Dünya Ekonomik Forumu’nun (WEF) son yayımladığı Küresel Rekabet Raporu’na göre Türkiye 140 ülke arasında 51. sıraya geriledi. Yerli bilişimciler listede yeniden üst sıralara yükselmede “kamu alımları yoluyla teknoloji geliştirme ve yerli üretim”in büyük önemi olduğu görüşünde.
Türkiye’de Gayri Safi Milli Hasıla’nın yüzde 7’sinin kamu alımları üzerinden gerçekleştiğini vurgulayan Ankaref Genel Müdürü Erhan Binici, ‘made in Turkey’ imzalı markaları hayata geçiren yerli firmaların büyüme rakamlarına katkısının yanında ithal ürünlere harcamaların azalması konusunda da önemli roller üstlendiğini söyledi.
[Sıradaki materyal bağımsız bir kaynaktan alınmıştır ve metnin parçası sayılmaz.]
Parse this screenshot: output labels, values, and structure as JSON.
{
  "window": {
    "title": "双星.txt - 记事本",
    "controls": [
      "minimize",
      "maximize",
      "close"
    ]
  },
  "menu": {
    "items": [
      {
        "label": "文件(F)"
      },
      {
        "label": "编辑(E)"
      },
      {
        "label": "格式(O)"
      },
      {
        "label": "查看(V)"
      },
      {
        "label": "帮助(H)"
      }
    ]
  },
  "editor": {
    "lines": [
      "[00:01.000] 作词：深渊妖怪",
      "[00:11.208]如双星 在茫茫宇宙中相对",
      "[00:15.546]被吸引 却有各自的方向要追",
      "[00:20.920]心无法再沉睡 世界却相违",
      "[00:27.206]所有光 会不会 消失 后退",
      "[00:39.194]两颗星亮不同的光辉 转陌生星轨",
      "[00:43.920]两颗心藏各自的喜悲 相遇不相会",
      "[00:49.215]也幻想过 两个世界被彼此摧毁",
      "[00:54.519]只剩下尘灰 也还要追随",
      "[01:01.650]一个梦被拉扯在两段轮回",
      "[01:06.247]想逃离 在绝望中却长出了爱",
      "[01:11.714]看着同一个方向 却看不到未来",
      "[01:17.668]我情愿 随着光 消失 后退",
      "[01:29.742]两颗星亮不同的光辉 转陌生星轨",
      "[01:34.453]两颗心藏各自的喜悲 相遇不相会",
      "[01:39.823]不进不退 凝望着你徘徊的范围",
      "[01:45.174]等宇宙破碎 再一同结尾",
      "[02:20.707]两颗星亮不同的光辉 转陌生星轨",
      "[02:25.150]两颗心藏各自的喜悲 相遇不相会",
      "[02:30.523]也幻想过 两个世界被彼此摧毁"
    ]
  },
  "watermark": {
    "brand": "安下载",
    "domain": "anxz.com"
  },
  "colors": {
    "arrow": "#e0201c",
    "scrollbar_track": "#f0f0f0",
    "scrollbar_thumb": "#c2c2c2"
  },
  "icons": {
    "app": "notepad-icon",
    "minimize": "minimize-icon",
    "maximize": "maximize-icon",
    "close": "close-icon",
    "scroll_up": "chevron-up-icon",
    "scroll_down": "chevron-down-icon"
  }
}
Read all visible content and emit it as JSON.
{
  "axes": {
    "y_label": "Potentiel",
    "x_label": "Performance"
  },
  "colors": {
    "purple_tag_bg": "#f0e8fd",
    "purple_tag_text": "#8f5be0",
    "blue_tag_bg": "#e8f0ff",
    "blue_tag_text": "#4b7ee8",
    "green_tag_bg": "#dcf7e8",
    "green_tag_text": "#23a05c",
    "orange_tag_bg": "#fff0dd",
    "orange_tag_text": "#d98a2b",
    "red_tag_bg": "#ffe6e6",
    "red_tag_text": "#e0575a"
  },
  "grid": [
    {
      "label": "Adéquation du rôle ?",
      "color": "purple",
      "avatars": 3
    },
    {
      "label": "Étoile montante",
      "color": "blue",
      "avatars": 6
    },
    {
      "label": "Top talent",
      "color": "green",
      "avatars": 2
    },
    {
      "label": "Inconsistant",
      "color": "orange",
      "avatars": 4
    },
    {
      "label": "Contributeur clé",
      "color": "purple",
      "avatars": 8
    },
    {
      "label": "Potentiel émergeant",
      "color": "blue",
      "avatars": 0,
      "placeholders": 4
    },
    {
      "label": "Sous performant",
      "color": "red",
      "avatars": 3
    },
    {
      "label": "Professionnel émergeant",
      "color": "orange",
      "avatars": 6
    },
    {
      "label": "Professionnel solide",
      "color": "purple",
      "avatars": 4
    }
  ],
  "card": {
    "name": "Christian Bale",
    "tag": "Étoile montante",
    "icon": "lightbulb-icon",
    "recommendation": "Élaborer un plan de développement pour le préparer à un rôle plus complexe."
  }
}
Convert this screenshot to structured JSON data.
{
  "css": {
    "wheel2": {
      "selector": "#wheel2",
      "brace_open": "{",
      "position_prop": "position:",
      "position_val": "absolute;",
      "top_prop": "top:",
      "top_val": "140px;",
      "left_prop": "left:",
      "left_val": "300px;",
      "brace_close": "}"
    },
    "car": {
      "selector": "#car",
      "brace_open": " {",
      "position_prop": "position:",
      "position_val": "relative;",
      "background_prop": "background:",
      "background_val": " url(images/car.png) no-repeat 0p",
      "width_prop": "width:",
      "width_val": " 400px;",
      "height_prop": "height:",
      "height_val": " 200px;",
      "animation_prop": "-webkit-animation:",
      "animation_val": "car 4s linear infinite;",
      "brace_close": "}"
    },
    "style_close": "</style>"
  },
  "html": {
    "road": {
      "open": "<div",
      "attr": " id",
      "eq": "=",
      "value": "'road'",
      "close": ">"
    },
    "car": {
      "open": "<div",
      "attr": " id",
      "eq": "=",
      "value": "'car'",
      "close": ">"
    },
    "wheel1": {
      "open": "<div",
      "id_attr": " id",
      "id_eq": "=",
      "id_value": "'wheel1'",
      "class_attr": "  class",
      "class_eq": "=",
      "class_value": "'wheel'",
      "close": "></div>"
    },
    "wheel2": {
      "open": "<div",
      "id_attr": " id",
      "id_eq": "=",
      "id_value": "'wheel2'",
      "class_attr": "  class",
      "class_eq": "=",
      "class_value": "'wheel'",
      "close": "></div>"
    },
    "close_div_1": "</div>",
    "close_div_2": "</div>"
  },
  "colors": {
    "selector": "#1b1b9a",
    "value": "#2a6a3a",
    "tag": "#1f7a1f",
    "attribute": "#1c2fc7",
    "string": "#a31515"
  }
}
Gelişmiş ülkelerde kamu alımlarının yerli üretim ve teknolojinin geliştirilmesi için politika aracı olarak kullanıldığının altını çizen Binici, “Kamu garantili alım, yurtiçinde üretilen ürünlerin maliyetlerinin düşmesi, ithal ürünlerin yurtiçinde de üretilebilmesi ve ihraç pazarlarında yerli firmaların etkinliğinin artması gibi çok ciddi avantajları beraberinde getirir” dedi.
“İthale fren yaptıracak, yerlinin maliyetini düşürecek”
Kamu alımlarının “yeniliği, yerlileştirmeyi, teknoloji transferini ve yenilikçi girişimciliği simgelemesi” gerektiğini vurgulayan Binici, şöyle devam etti:
“Ar-Ge ve inovasyona dayalı, katma değeri yüksek üretim bir ülkeyi ileriye taşıyacak en önemli etken. Bu bağlamda kamuda alım sisteminin Ar-Ge ve yeniliği destekleyecek şekilde düzenlenmesi Türkiye’nin teknolojik atılımına büyük katkı sağlayacak. Ayrıca ithalat ikame ve ihracat hedefli Ar-Ge en önemli hususlardan biri. Ar-Ge ve inovasyon üzerine çalışanların mutlaka pazarlama, pazar analizi, uluslararası pazar etkinlikleri konusunda da çalışması gerekiyor. Ticarileştirilemeyen birçok Ar-Ge çalışması var. Kaynağımızı ihracat potansiyeline paralel kullanmamız gerekiyor.
Eğer bunu başarabilirsek Çin, Güney Kore, Hindistan ve Kuzey Avrupa ülkelerinde olduğu gibi küresel başarı hikayelerine imza atabiliriz. Türkiye’nin 2023 yılında 500 milyar dolar ihracat hedefi var ve bu hedefe ulaşmada en önemli unsur teknolojik ilerleme. Nesnelerin İnterneti (IoT) alanında geçen yıl Türkiye’nin en hızlı büyüyen firması olan Ankaref, 500 milyar dolarlık hedefin 40 milyar dolarını tek başına gerçekleştirmeyi amaçlıyor. Türkiye, yerli firmaların markalaşma sürecini kamu yoluyla destekler, teknogirişimcilerin ve markalaşmış ürün sayısını artırabilirse dünyanın en büyük 10 ekonomisinden biri olabilir.”